How SVT-AV1 Implements AV1 In-Loop Filters
This article provides an overview of how the SVT-AV1 (libsvtav1) encoder implements the three critical in-loop restorative filters defined in the AV1 specification: the Deblocking Filter (DBF), the Constrained Directional Enhancement Filter (CDEF), and the Loop Restoration (LR) filter. We will examine the sequential execution of these filters, the architectural design SVT-AV1 uses to parallelize their computation, and the algorithmic heuristics employed to balance encoding speed with visual quality.
The In-Loop Filtering Pipeline
In the AV1 specification, in-loop filtering is applied to reconstructed frames before they are placed into the Reference Frame Buffer to be used for predicting future frames. This process consists of three distinct filtering stages applied in a strict sequential order:
- Deblocking Filter (DBF): Attenuates blocking artifacts at transform unit and prediction unit boundaries.

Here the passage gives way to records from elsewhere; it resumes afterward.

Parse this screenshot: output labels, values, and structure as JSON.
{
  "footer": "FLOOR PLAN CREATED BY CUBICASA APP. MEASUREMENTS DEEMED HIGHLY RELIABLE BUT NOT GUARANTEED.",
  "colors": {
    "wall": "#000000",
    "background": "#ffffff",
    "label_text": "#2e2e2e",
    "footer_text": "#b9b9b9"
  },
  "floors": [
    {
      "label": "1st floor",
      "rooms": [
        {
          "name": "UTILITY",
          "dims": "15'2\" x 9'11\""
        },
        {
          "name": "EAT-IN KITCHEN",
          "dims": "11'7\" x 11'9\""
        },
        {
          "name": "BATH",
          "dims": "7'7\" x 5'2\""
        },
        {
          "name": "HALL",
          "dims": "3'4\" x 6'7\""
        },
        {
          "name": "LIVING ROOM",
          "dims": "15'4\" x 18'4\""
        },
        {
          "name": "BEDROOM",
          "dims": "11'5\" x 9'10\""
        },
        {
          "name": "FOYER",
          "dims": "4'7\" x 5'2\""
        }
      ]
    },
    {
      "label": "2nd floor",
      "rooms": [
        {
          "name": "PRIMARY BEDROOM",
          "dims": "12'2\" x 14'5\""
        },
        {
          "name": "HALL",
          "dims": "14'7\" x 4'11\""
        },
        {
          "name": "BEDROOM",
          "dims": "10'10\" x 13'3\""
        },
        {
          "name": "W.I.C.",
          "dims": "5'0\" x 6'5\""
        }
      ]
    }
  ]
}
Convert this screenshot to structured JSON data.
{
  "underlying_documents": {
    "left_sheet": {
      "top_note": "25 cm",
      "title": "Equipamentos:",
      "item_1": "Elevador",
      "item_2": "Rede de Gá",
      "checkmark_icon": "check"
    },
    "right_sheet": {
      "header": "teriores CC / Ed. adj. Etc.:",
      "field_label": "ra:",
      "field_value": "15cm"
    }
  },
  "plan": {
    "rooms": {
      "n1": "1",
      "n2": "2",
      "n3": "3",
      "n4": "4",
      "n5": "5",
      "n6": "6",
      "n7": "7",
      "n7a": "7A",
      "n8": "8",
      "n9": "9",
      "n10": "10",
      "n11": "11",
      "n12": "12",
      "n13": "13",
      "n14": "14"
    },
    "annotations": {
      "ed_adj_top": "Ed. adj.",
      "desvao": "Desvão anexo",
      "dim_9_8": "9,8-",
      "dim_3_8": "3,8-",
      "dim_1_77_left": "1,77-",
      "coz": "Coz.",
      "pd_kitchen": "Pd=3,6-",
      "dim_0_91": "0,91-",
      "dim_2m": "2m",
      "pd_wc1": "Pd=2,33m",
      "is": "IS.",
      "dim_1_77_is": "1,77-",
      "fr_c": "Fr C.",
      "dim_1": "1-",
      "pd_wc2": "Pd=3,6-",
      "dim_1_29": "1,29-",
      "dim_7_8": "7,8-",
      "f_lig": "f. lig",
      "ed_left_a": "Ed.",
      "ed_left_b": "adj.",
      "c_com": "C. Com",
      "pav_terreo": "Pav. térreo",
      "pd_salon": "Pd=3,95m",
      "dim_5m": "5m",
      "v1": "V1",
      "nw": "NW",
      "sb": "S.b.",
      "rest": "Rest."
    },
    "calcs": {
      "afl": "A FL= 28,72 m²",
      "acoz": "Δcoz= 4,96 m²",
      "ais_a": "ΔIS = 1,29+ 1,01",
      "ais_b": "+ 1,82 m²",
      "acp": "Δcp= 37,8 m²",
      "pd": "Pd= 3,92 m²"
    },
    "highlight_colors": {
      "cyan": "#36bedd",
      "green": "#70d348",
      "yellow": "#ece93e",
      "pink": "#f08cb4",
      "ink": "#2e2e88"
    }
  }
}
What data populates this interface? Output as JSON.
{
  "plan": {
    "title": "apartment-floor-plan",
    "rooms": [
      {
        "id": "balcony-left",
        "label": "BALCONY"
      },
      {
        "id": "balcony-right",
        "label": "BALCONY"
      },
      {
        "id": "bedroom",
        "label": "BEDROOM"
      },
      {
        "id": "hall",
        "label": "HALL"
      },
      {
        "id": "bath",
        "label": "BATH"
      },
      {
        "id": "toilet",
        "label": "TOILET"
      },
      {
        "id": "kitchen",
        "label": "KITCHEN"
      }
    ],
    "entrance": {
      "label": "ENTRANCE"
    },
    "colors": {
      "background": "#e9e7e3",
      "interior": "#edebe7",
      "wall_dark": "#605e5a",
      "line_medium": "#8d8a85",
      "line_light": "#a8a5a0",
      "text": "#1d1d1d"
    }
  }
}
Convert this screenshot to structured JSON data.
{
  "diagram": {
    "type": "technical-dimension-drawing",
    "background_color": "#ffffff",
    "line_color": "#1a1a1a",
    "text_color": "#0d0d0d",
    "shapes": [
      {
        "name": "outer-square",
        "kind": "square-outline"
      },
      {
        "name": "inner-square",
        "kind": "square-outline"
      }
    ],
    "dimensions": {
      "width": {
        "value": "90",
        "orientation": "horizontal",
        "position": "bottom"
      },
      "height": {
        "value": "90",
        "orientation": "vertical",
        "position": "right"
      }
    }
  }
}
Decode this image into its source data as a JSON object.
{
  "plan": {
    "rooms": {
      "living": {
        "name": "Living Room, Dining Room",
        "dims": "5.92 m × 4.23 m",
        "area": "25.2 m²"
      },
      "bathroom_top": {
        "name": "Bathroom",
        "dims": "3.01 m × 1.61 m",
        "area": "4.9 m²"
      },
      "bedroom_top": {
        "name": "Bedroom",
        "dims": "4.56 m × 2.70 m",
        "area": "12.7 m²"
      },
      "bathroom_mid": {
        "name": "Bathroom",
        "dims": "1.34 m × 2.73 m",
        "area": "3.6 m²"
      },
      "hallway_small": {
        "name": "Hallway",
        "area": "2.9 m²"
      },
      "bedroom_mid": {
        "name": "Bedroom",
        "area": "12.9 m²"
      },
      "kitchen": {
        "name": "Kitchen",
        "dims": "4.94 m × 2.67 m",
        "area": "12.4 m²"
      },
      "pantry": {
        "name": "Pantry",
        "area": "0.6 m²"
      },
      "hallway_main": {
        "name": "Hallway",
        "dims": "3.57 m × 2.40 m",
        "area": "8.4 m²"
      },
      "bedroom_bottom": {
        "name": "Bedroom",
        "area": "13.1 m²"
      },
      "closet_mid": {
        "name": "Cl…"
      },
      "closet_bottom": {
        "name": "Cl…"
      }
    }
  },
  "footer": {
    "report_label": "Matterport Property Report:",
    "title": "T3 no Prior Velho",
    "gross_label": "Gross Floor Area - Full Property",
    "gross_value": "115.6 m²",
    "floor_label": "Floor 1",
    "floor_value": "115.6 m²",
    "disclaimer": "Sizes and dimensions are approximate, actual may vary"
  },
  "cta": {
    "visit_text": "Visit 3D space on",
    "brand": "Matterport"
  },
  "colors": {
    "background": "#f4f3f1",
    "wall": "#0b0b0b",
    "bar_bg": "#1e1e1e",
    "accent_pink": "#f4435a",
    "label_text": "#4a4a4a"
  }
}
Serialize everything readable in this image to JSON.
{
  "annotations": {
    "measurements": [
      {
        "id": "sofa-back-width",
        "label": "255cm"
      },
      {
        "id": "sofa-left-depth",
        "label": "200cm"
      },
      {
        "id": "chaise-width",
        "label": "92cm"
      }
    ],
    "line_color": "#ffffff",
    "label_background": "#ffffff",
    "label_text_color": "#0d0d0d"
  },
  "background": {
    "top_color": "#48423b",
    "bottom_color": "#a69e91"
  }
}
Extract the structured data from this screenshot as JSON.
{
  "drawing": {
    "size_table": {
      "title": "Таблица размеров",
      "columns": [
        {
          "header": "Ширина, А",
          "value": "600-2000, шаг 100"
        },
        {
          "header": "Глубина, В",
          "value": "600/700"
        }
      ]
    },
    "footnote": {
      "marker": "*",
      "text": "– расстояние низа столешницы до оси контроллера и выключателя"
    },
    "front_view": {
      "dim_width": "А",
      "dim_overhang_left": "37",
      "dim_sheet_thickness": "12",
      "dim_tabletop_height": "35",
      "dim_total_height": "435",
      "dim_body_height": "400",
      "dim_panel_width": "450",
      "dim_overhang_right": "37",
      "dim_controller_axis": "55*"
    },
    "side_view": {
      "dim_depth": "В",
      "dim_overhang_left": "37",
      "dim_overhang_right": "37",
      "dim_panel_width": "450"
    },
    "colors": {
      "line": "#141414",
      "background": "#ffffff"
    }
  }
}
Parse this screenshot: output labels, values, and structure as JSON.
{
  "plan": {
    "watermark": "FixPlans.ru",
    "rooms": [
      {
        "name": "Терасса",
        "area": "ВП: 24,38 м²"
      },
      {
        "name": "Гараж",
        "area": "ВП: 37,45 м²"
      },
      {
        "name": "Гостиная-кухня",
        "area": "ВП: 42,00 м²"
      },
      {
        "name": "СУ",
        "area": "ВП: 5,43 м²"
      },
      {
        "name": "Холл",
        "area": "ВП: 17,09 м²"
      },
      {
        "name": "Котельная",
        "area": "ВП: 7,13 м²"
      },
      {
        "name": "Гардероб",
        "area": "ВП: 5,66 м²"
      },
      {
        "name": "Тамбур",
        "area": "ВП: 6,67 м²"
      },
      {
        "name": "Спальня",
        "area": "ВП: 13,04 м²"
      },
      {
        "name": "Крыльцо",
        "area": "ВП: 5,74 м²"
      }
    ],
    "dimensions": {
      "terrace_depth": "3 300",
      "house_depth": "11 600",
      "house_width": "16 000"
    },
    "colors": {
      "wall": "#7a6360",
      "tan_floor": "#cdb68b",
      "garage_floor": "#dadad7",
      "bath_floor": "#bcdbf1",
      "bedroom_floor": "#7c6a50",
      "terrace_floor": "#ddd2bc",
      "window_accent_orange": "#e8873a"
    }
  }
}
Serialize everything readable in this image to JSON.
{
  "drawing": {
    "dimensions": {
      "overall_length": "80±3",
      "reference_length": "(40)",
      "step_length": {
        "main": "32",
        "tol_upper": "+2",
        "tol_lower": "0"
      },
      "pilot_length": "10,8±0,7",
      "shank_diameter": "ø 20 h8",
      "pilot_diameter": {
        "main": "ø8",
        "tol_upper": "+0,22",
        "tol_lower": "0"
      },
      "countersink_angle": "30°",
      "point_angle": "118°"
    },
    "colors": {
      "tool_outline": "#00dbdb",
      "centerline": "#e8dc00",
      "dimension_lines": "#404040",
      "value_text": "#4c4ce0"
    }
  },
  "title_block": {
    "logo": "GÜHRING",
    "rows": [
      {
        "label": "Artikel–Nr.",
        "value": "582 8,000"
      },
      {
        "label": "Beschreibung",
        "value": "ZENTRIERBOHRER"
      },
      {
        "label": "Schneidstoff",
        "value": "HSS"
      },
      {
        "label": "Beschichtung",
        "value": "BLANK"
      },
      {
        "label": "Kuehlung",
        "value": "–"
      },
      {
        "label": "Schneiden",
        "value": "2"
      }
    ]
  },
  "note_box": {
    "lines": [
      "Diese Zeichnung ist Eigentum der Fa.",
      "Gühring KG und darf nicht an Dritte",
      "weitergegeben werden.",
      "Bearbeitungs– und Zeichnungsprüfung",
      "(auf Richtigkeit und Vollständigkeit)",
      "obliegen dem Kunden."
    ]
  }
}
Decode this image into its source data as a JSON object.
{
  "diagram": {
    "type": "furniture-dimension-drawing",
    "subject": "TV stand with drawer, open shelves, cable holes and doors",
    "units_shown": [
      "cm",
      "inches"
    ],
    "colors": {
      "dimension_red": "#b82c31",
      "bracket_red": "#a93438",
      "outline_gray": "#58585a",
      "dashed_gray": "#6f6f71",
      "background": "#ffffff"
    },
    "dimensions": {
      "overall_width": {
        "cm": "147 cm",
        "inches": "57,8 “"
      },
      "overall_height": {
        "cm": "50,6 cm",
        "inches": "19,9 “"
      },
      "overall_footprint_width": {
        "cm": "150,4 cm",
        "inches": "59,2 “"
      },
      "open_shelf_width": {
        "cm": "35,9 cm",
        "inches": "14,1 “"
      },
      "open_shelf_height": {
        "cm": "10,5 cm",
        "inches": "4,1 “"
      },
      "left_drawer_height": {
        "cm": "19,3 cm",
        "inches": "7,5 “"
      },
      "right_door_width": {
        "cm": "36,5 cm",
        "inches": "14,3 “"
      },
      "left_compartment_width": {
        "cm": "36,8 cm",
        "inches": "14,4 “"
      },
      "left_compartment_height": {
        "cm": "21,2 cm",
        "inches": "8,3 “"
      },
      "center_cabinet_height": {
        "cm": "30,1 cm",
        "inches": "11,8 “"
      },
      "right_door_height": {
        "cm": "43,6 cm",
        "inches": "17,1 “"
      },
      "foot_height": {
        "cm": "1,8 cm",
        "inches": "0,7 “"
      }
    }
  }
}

- Constrained Directional Enhancement Filter (CDEF): Eliminates ringing and mosquito artifacts around sharp edges without blurring the edges themselves.
- Loop Restoration (LR) Filter: Uses Wiener filtering or Self-Guided restoration to restore fine details and high-frequency information lost during lossy compression.
SVT-AV1 implements this pipeline using a highly threaded, tile-based, and row-based parallel processing framework to maximize CPU utilization across modern multi-core processors.
1. Deblocking Filter (DBF) Implementation
The deblocking filter in SVT-AV1 is designed to smooth out artificial discontinuities created by block-based coding. It operates on both horizontal and vertical block boundaries, adjusting pixel values based on the transform size, quantization parameter (QP), and boundary strength.
Optimization and Parallelism
- SIMD Acceleration: SVT-AV1 relies heavily on hand-crafted AVX2, AVX-512, and ARM Neon SIMD assembly instructions to accelerate boundary filtering, which is highly repetitive and computationally expensive at the pixel level.
- Row-based Deblocking: To avoid waiting for an entire frame to finish reconstructing, SVT-AV1 processes deblocking on a row-by-row basis (often aligned with Superblock boundaries) as soon as the reconstruction dependencies for those rows are resolved.
2. Constrained Directional Enhancement Filter (CDEF) Implementation
CDEF is a highly effective tool in AV1 that identifies the primary direction of texture in 8x8 blocks and applies a directional low-pass filter to smooth out ringing artifacts along that direction.
Search and Parameter Selection
Evaluating every possible combination of CDEF damping and strength parameters across an entire frame is computationally prohibitive. SVT-AV1 optimizes this search through: * Fast Heuristics: The encoder estimates the optimal CDEF parameters based on frame-level and block-level variance, skip-mode flags, and quantization parameters. * Early Termination: If a block has low spatial variance or is determined to be flat, SVT-AV1 skips the directional search entirely. * SIMD Direction Search: The 8 directional search algorithms are highly vectorized, allowing the encoder to quickly calculate the sum of squared differences (SSD) for each direction to find the best match.
3. Loop Restoration (LR) Filter Implementation
The Loop Restoration filter is the final and most complex stage of the AV1 in-loop filtering pipeline. It can choose between two main filter types on a Restorational Unit (RU) basis (typically sized at 64x64, 128x128, or 256x256 pixels): * Wiener Filter: A 2D symmetric separable filter. * Self-Guided Restoration (SGR-Proj): A filter based on guided filtering using two different low-pass filtered images.
SVT-AV1 Heuristics and Speed Presets
Because Loop Restoration is highly intensive, libsvtav1 applies aggressive scaling based on the user-selected speed preset: * High-Quality Presets (Low Speed): SVT-AV1 performs an exhaustive RDO (Rate-Distortion Optimization) search across both Wiener and SGR-Proj filters for every Restoration Unit to find the mathematically optimal configuration. * Medium to Fast Presets (High Speed): The encoder uses pre-analysis data, such as block-level distortion and temporal activity, to bypass the evaluation of one or both filters. It may restrict the search to only Wiener filtering or disable Loop Restoration entirely for specific frames (e.g., non-reference frames) or spatial regions with low detail.
Threading and Pipelining in SVT-AV1
SVT-AV1 utilizes a multi-stage, multithreaded architecture where the in-loop filters are decoupled from the main encoding loop where possible.
Once a row of Superblocks completes reconstruction, it is immediately handed off to the DBF, followed by CDEF, and then LR. This “pipelined” design ensures that different threads can process different parts of the frame concurrently without waiting for the entire frame to be reconstructed, drastically reducing memory footprint and maximizing CPU cache locality.